The study established that dust and chips from old lead paint in children’s homes was the cause of the poisoning.

Chisolm went on to develop a treatment to remove the lead from children’s blood. Based partly on a chemical agent used as a nerve gas antidote during World War II, it involved deep muscle injections several times a day for as long as a month. Although painful to administer, it was found to be effective and safe.

“His research turned out to be more than right,” Dr. Charles Shubin, director of children’s health at Baltimore’s Mercy Medical Center, told the Baltimore Sun. “And he kept at it until his methods became the standard treatment and the common wisdom that guides the care of lead-poisoned children to this day.”

The results of lead exposure are now well-documented. Lead poisoning prevents the absorption of essential minerals that leads its young victims to develop permanently unstable brains. Such children experience what Chisolm called “dumbing effects”--notably hyperactivity and the inability to concentrate for more than a few minutes. Many such children do poorly in school, are prone to violent outbursts and develop unhealthy patterns of adult behavior that may include alcohol and drug abuse. Black children are disproportionately affected by the scourge.

In the 1970s, Chisolm and his protege, Dr. Ellen K. Silbergeld, testified before Congress, the National Academy of Sciences, the Centers for Disease Control and Prevention and other federal regulatory agencies, warning of the dangers of lead poisoning to young children.

Advertisement

In his appearance before the Senate Select Committee on Nutrition and Human Needs, Chisolm hammered at the dangers by holding up a paint chip the size of an adult thumbnail and explaining that such a small amount, if ingested several times a week for two or three months, would produce toxic lead levels in a child.

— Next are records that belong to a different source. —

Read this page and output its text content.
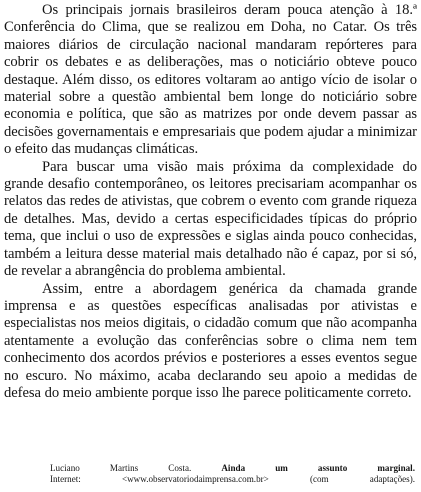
Os principais jornais brasileiros deram pouca atenção à 18.ª Conferência do Clima, que se realizou em Doha, no Catar. Os três maiores diários de circulação nacional mandaram repórteres para cobrir os debates e as deliberações, mas o noticiário obteve pouco destaque. Além disso, os editores voltaram ao antigo vício de isolar o material sobre a questão ambiental bem longe do noticiário sobre economia e política, que são as matrizes por onde devem passar as decisões governamentais e empresariais que podem ajudar a minimizar o efeito das mudanças climáticas.

Para buscar uma visão mais próxima da complexidade do grande desafio contemporâneo, os leitores precisariam acompanhar os relatos das redes de ativistas, que cobrem o evento com grande riqueza de detalhes. Mas, devido a certas especificidades típicas do próprio tema, que inclui o uso de expressões e siglas ainda pouco conhecidas, também a leitura desse material mais detalhado não é capaz, por si só, de revelar a abrangência do problema ambiental.

Assim, entre a abordagem genérica da chamada grande imprensa e as questões específicas analisadas por ativistas e especialistas nos meios digitais, o cidadão comum que não acompanha atentamente a evolução das conferências sobre o clima nem tem conhecimento dos acordos prévios e posteriores a esses eventos segue no escuro. No máximo, acaba declarando seu apoio a medidas de defesa do meio ambiente porque isso lhe parece politicamente correto.

Luciano Martins Costa.	Ainda um assunto marginal.
Internet: <www.observatoriodaimprensa.com.br> (com adaptações).
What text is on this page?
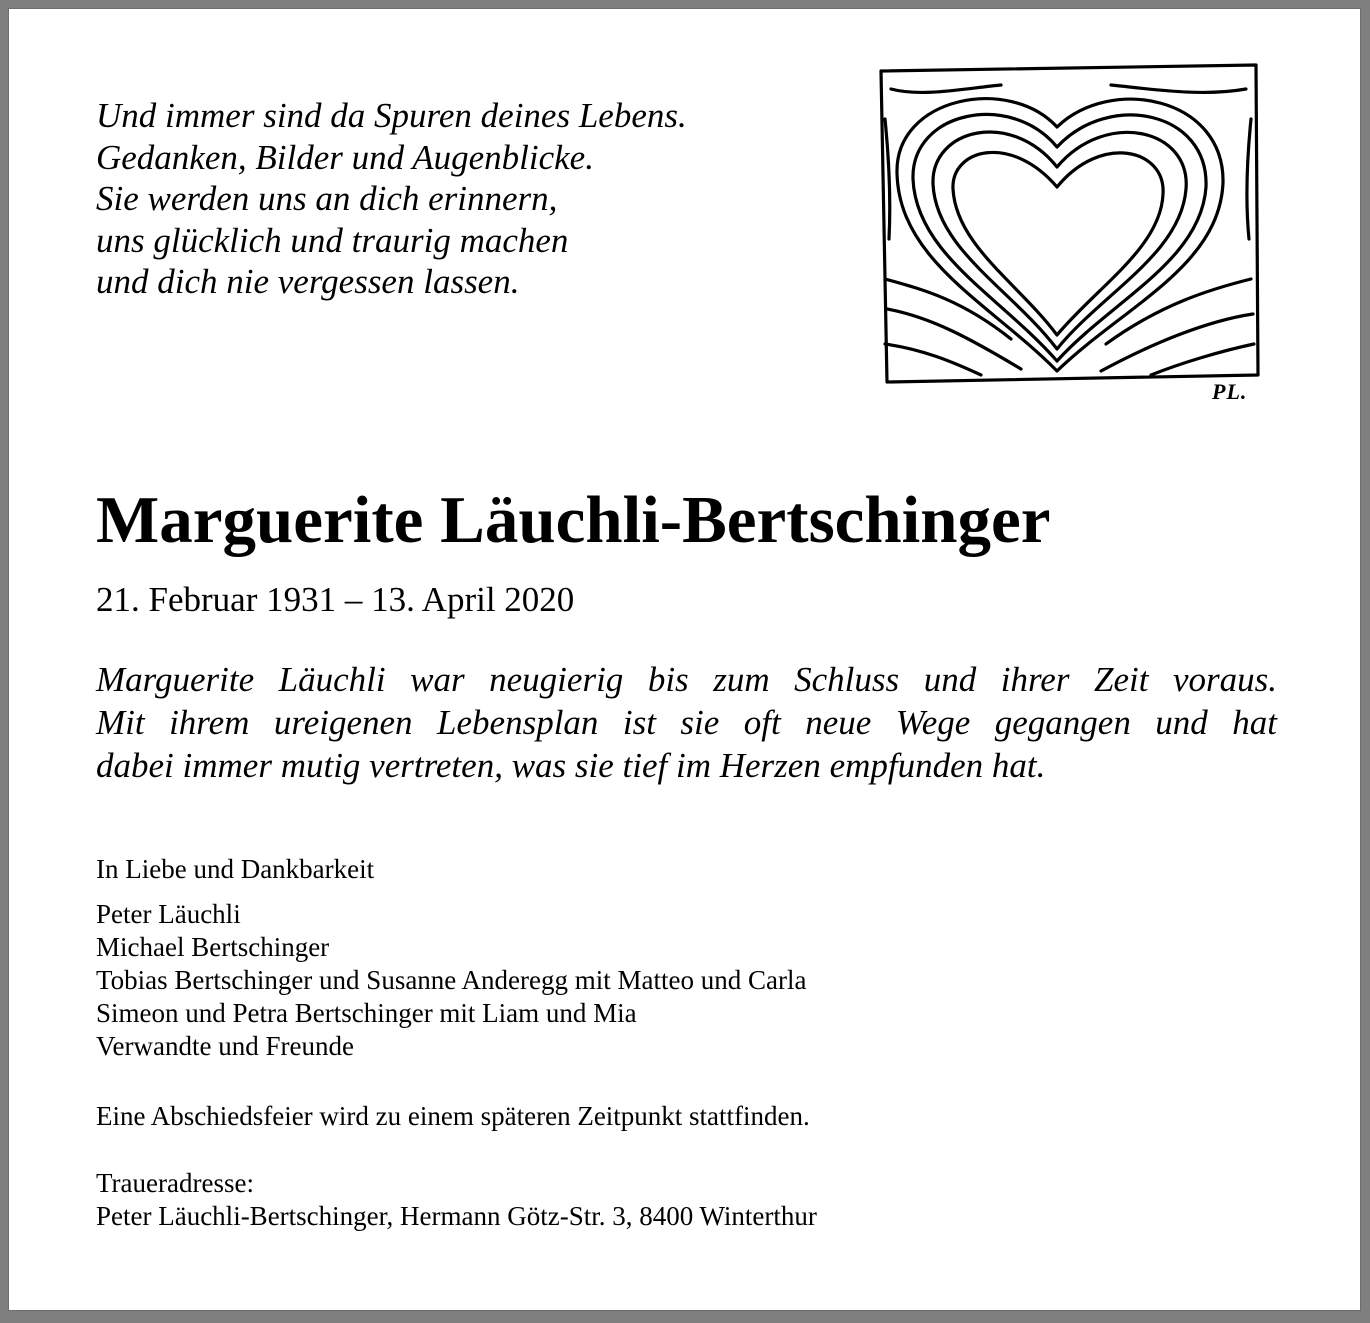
Und immer sind da Spuren deines Lebens.
Gedanken, Bilder und Augenblicke.
Sie werden uns an dich erinnern,
uns glücklich und traurig machen
und dich nie vergessen lassen.
PL.
Marguerite Läuchli-Bertschinger

21. Februar 1931 – 13. April 2020

Marguerite Läuchli war neugierig bis zum Schluss und ihrer Zeit voraus.
Mit ihrem ureigenen Lebensplan ist sie oft neue Wege gegangen und hat
dabei immer mutig vertreten, was sie tief im Herzen empfunden hat.
In Liebe und Dankbarkeit
Peter Läuchli
Michael Bertschinger
Tobias Bertschinger und Susanne Anderegg mit Matteo und Carla
Simeon und Petra Bertschinger mit Liam und Mia
Verwandte und Freunde
Eine Abschiedsfeier wird zu einem späteren Zeitpunkt stattfinden.
Traueradresse:
Peter Läuchli-Bertschinger, Hermann Götz-Str. 3, 8400 Winterthur
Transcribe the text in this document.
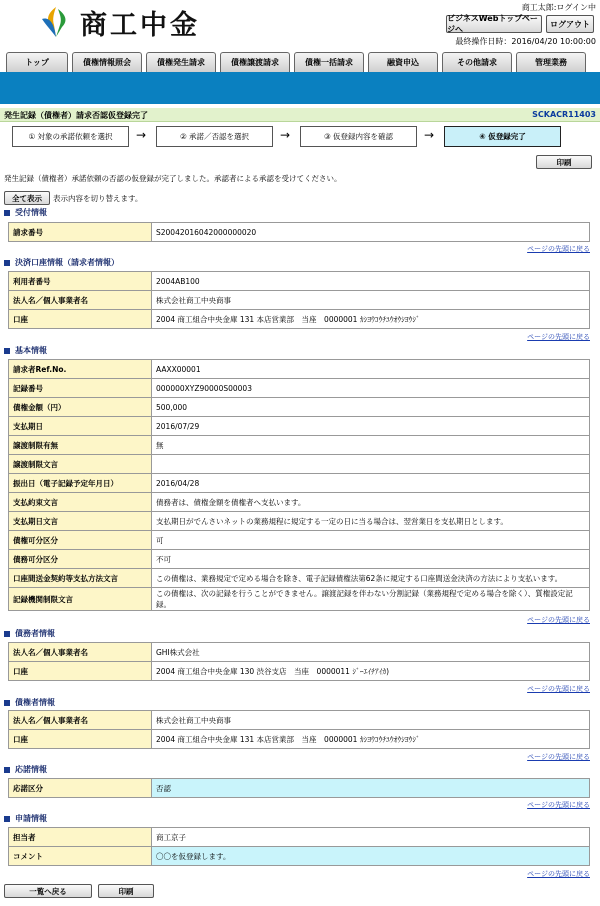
商工中金
商工太郎:ログイン中
ビジネスWebトップページへ
ログアウト
最終操作日時：2016/04/20 10:00:00
トップ	債権情報照会	債権発生請求	債権譲渡請求	債権一括請求	融資申込	その他請求	管理業務
発生記録（債権者）請求否認仮登録完了	SCKACR11403
① 対象の承諾依頼を選択	→	② 承諾／否認を選択	→	③ 仮登録内容を確認	→	④ 仮登録完了
印刷
発生記録（債権者）承諾依頼の否認の仮登録が完了しました。承認者による承認を受けてください。
全て表示	表示内容を切り替えます。
受付情報
請求番号	S20042016042000000020
ページの先頭に戻る
決済口座情報（請求者情報）
利用者番号	2004AB100
法人名／個人事業者名	株式会社商工中央商事
口座	2004 商工組合中央金庫 131 本店営業部　当座　0000001 ｶｼﾖｳｺｳﾁﾕｳｵｳｼﾖｳｼﾞ
ページの先頭に戻る
基本情報
請求者Ref.No.	AAXX00001
記録番号	000000XYZ90000S00003
債権金額（円）	500,000
支払期日	2016/07/29
譲渡制限有無	無
譲渡制限文言	
振出日（電子記録予定年月日）	2016/04/28
支払約束文言	債務者は、債権金額を債権者へ支払います。
支払期日文言	支払期日がでんさいネットの業務規程に規定する一定の日に当る場合は、翌営業日を支払期日とします。
債権可分区分	可
債務可分区分	不可
口座間送金契約等支払方法文言	この債権は、業務規定で定める場合を除き、電子記録債権法第62条に規定する口座間送金決済の方法により支払います。
記録機関制限文言	この債権は、次の記録を行うことができません。譲渡記録を伴わない分割記録（業務規程で定める場合を除く）、質権設定記録。
ページの先頭に戻る
債務者情報
法人名／個人事業者名	GHI株式会社
口座	2004 商工組合中央金庫 130 渋谷支店　当座　0000011 ｼﾞｰｴｲﾁｱｲｶ)
ページの先頭に戻る
債権者情報
法人名／個人事業者名	株式会社商工中央商事
口座	2004 商工組合中央金庫 131 本店営業部　当座　0000001 ｶｼﾖｳｺｳﾁﾕｳｵｳｼﾖｳｼﾞ
ページの先頭に戻る
応諾情報
応諾区分	否認
ページの先頭に戻る
申請情報
担当者	商工京子
コメント	〇〇を仮登録します。
ページの先頭に戻る
一覧へ戻る	印刷
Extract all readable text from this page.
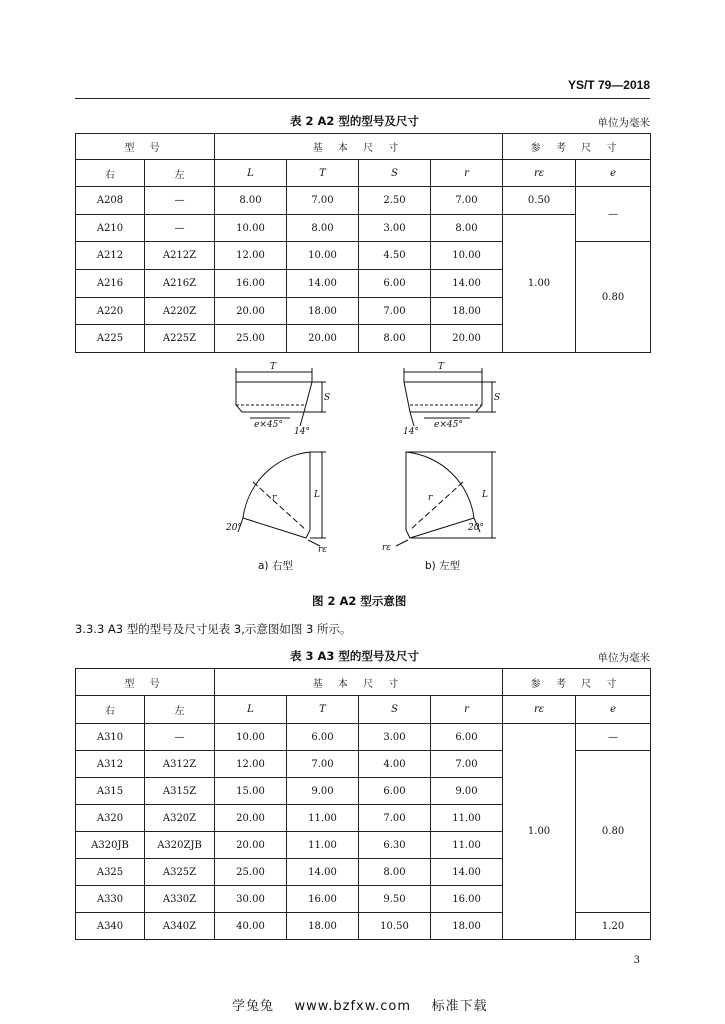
YS/T 79—2018
表 2 A2 型的型号及尺寸	单位为毫米
型 号		基 本 尺 寸				参 考 尺 寸	
右	左	L	T	S	r	rε	e
A208	—	8.00	7.00	2.50	7.00	0.50	—
A210	—	10.00	8.00	3.00	8.00	1.00	
A212	A212Z	12.00	10.00	4.50	10.00		0.80
A216	A216Z	16.00	14.00	6.00	14.00		
A220	A220Z	20.00	18.00	7.00	18.00		
A225	A225Z	25.00	20.00	8.00	20.00		
T
S
e×45°
14°
r	L
20°
rε
T
S
e×45°
14°
r	L
20°
rε
a) 右型	b) 左型
图 2 A2 型示意图
3.3.3 A3 型的型号及尺寸见表 3,示意图如图 3 所示。
表 3 A3 型的型号及尺寸	单位为毫米
型 号		基 本 尺 寸				参 考 尺 寸	
右	左	L	T	S	r	rε	e
A310	—	10.00	6.00	3.00	6.00	1.00	—
A312	A312Z	12.00	7.00	4.00	7.00		0.80
A315	A315Z	15.00	9.00	6.00	9.00		
A320	A320Z	20.00	11.00	7.00	11.00		
A320JB	A320ZJB	20.00	11.00	6.30	11.00		
A325	A325Z	25.00	14.00	8.00	14.00		
A330	A330Z	30.00	16.00	9.50	16.00		
A340	A340Z	40.00	18.00	10.50	18.00		1.20
3
学兔兔    www.bzfxw.com    标准下载
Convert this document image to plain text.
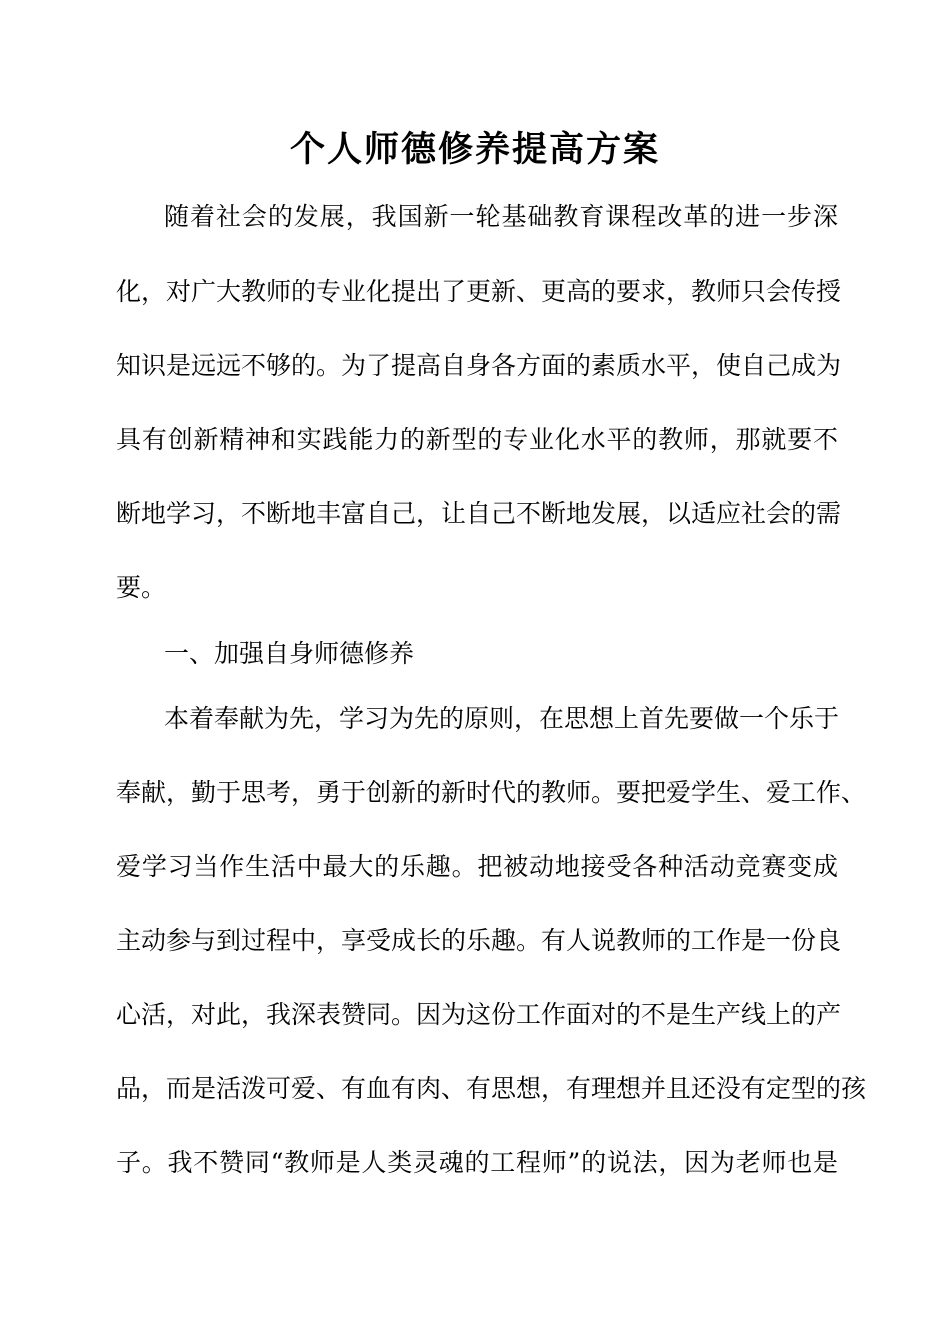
个人师德修养提高方案
随着社会的发展，我国新一轮基础教育课程改革的进一步深
化，对广大教师的专业化提出了更新、更高的要求，教师只会传授
知识是远远不够的。为了提高自身各方面的素质水平，使自己成为
具有创新精神和实践能力的新型的专业化水平的教师，那就要不
断地学习，不断地丰富自己，让自己不断地发展，以适应社会的需
要。
一、加强自身师德修养
本着奉献为先，学习为先的原则，在思想上首先要做一个乐于
奉献，勤于思考，勇于创新的新时代的教师。要把爱学生、爱工作、
爱学习当作生活中最大的乐趣。把被动地接受各种活动竞赛变成
主动参与到过程中，享受成长的乐趣。有人说教师的工作是一份良
心活，对此，我深表赞同。因为这份工作面对的不是生产线上的产
品，而是活泼可爱、有血有肉、有思想，有理想并且还没有定型的孩
子。我不赞同“教师是人类灵魂的工程师”的说法，因为老师也是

Baltimore proved an ideal laboratory for Chisolm’s pioneering investigations because of its large stock of aged, substandard housing. Lead poisoning still causes about 1,200 deaths a year in the city, recently ranked one of the most toxic in the country by the U.S. Department of Housing and Urban Development. Lead poisoning deaths nationally are rare, but it remains a significant public health concern.

From 1975 until 1996, Chisolm directed the lead clinic at Baltimore’s world-famous Kennedy Krieger Institute. Although he relied on a wheelchair, he was keeping regular office hours and directing research until last year. He was the author of more than 140 articles and scientific papers on lead poisoning.

The son of a prominent Baltimore ear, nose and throat specialist, Chisolm earned a bachelor’s degree from Princeton University in 1944, and a medical degree from Johns Hopkins University School of Medicine in 1946. He was a pediatric intern and then an assistant resident in pediatrics at Johns Hopkins before moving to Babies Hospital in New York for his senior residency. He returned to Johns Hopkins in 1951 and taught pediatrics there for more than four decades.

His military service included a stint in the Army Service Training Program from 1943 to 1946 and in the Army Medical Corps from 1948 to 1950. He left the Army with the rank of captain.

Chisolm remained devoted to lead poisoning’s eradication throughout his career. Last year, he inspected some of the same slum dwellings he visited when he conducted the city’s first mass screening for lead poisoning almost a half century earlier. He found that many of the homes were still toxic.

Advertisement

“When you see the grief it brings into [children’s] lives, and into the lives of their families,” he told the Baltimore Sun, “it’s unconscionable that we’ve let this problem go on as long as we have.”

He is survived by his wife, Sylvia, and a son, Edward, both of Baltimore; and a sister, Mary Mountcastle, of Roanoke, Va.